HOW FATS ENHANCE FLAVOR
When I was dean at the California Culinary Academy, my husband and I were fortunate to be invited for dinner one night to the home of our Introduction to Wines instructor, Steve Eliot. As we sat relaxing over wine and nibbles before dinner, every so often one of us couldn’t resist remarking on the seductive fragrances wafting over from the stove. After a while, Steve pushed his chair back, cocked his head toward the stove, and announced, “It’s time for me to start throwing butter into things.” I winked, knowing full well what he was up to. I was certainly well aware that Steve knew plenty about wines, but now I was confident that the guy could cook, too. I suspected we were in for a treat. The first taste of his pork and chanterelles braised in Chardonnay confirmed my suspicions. What made Steve’s food taste so fine?

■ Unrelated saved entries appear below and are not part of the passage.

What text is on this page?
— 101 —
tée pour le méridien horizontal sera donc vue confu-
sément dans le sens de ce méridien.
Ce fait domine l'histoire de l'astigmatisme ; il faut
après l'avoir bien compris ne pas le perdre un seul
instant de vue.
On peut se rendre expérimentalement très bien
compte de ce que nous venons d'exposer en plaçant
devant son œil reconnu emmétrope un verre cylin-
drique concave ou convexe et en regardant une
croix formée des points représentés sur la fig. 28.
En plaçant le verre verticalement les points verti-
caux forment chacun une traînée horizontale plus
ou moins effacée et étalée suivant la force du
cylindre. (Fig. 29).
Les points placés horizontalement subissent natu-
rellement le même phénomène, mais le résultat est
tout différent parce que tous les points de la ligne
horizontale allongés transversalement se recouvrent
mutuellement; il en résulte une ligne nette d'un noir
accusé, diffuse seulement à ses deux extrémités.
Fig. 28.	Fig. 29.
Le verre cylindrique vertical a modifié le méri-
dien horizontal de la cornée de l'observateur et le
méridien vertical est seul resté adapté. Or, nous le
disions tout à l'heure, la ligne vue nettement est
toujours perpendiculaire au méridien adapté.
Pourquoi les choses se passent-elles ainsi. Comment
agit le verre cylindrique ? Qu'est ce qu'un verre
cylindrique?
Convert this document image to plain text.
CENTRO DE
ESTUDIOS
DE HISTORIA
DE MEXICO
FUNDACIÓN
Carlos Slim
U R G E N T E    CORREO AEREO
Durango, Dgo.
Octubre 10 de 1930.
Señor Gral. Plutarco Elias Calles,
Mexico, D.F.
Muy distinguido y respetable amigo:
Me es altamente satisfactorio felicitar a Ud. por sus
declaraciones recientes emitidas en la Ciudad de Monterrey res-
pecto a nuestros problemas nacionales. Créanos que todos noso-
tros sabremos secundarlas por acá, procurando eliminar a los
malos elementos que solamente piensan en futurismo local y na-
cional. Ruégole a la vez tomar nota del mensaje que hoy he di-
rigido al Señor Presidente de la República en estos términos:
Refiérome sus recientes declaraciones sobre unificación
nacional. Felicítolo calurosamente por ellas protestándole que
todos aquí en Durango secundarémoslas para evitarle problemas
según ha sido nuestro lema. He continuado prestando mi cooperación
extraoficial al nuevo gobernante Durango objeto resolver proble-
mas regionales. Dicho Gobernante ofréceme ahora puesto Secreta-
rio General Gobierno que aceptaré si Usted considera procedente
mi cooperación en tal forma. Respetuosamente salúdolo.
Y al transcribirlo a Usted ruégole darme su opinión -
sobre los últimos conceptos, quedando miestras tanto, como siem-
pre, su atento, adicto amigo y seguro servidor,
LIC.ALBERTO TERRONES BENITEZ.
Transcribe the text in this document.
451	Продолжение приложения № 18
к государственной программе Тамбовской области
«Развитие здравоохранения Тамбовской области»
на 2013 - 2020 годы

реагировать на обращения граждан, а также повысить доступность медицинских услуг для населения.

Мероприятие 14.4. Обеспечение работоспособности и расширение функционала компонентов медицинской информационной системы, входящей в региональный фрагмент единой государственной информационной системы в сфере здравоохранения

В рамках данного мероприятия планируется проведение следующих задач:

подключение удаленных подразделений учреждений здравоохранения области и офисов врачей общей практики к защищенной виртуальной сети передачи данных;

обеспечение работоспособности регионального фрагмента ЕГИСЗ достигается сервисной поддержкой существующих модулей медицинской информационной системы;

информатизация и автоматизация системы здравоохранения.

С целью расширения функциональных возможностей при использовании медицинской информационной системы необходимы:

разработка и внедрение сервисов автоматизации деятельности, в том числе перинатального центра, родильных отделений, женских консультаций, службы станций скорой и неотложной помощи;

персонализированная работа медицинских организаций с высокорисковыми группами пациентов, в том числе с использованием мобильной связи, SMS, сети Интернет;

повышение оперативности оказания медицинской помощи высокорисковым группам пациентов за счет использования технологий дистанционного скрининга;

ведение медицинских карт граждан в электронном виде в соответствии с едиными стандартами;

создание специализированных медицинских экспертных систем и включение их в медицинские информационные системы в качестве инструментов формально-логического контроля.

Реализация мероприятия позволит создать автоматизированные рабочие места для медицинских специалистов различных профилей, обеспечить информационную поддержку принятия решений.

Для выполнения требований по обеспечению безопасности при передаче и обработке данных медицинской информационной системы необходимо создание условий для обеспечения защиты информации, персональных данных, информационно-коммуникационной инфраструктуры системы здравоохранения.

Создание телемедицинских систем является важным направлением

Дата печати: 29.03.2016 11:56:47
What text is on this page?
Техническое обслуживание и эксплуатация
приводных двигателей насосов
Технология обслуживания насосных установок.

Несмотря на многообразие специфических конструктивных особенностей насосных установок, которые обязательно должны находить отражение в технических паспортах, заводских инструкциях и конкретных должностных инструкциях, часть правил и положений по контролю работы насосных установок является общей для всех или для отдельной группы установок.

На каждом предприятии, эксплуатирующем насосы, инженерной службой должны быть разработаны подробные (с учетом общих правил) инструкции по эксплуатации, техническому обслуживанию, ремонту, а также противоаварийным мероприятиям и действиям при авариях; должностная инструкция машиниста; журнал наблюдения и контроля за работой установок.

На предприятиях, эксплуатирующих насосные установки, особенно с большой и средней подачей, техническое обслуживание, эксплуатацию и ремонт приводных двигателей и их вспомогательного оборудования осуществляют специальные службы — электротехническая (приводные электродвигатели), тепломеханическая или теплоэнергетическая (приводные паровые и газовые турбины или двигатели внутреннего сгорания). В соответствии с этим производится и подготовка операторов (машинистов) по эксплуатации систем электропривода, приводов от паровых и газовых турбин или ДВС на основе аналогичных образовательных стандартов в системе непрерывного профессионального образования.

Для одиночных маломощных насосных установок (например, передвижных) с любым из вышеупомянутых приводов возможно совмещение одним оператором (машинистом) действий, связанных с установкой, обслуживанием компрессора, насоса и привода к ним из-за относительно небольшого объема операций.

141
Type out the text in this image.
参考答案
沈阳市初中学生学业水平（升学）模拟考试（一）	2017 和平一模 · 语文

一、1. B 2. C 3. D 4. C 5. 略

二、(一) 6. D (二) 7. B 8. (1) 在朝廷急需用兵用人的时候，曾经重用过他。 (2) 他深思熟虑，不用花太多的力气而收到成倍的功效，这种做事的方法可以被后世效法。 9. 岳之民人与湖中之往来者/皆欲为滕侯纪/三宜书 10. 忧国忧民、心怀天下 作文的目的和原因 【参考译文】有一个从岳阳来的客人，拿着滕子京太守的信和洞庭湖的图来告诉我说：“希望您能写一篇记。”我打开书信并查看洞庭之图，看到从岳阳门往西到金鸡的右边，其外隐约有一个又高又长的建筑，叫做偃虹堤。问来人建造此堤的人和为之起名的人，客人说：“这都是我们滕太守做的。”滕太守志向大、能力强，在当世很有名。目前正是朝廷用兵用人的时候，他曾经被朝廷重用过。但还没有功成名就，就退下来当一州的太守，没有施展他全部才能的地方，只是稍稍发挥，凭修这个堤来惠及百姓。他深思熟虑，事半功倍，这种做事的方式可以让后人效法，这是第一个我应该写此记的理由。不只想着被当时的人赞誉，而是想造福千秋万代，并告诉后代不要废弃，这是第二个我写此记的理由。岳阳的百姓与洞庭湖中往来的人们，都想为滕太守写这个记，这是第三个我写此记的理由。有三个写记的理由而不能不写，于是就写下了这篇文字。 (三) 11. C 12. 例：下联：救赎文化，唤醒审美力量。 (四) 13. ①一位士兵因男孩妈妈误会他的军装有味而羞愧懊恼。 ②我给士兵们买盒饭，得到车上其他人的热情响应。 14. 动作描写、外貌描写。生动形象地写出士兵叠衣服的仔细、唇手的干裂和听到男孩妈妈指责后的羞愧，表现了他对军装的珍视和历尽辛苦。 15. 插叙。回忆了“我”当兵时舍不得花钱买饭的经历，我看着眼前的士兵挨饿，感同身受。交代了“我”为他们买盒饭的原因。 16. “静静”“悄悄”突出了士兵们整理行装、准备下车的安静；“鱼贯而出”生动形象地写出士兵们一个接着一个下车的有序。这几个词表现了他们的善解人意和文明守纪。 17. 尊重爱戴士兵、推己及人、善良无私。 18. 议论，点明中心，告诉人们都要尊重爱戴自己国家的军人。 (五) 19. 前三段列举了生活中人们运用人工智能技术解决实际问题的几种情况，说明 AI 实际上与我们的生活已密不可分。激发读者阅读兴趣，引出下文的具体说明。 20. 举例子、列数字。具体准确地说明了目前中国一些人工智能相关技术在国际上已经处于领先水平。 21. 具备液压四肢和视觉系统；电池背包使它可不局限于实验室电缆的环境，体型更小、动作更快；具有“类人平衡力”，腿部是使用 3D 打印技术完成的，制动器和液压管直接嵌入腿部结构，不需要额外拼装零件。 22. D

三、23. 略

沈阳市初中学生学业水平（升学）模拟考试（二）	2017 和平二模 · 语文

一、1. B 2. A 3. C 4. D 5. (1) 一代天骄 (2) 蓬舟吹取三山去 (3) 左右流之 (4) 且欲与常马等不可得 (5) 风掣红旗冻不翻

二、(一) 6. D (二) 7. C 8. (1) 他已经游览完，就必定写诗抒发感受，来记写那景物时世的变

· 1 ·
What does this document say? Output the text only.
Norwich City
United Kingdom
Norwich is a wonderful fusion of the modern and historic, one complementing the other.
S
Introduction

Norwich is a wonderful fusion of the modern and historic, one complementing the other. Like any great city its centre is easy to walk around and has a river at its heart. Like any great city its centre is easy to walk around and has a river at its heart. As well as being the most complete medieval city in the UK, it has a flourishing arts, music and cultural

One of the time-honored French flavor enhancement secrets you learn in cooking school is a classical technique called monter au beurre (pronounced mohn-tay oh burr), literally “to mount with butter.” As a finishing step, after a sauce, soup, or stew has cooked and reduced sufficiently, the cook swirls in a nugget of unsalted butter, enriching the sauce by emulsifying all the ingredients, binding them to the fat molecules in the butter. If you’ve ever marveled at the distinctive gloss and rich mouth-feel of French sauces, this is how they do it. It’s a great trick to have up your sleeve if the stock you used was a bit bland, the vegetables in your puréed soup weren’t at their peak of flavor, or you want to limit the addition of any fat to the most critical point in a recipe’s preparation. Likewise, a judicious drizzle of extra-virgin olive oil over a bowl of braised cannellini beans or a crème fraiche garnish on a soup can provide not only the eye appeal, but the same “finished” quality you’d achieve with a skillful monter au beurre.
This last-minute gilding with butter—or your fat of choice—also provides exponential dividends when the food hits your tongue. While the tongue does a good job of detecting salt, sweet, bitter, and sour, when coated with fat, the tongue becomes a hypersensitive flavor receptor. As the fat molecules coat your tongue, the chimney that is your nose aerates your mouth, and the fat distributes the flavors all across the surface of your tongue, not just where your spoon deposited them. The old cooking-school adage, “Fat is flavor,” can be extended. In fact, fat also magnifies flavor.
THE CHALLENGE OF LOW-FAT COOKING
Herein lies the inherent challenge in low-fat cooking. Without the tongue-coating benefits of fatty ingredients, the cook has to rely on bursts of flavor from the raw ingredients themselves. If you’re used to deriving a sense of satiety, or fullness, from fat-rich foods, you have to find other stimuli for satisfaction. What a case for cooking with the seasons, when fresh foods are at their peak.
By Linda Carucci in "Cooking School Secrets for Real World Cooks", second edition, Author House, USA, 2016, excerpts pp. 46-48. Digitized, adapted and illustrated to be posted by Leopoldo Costa.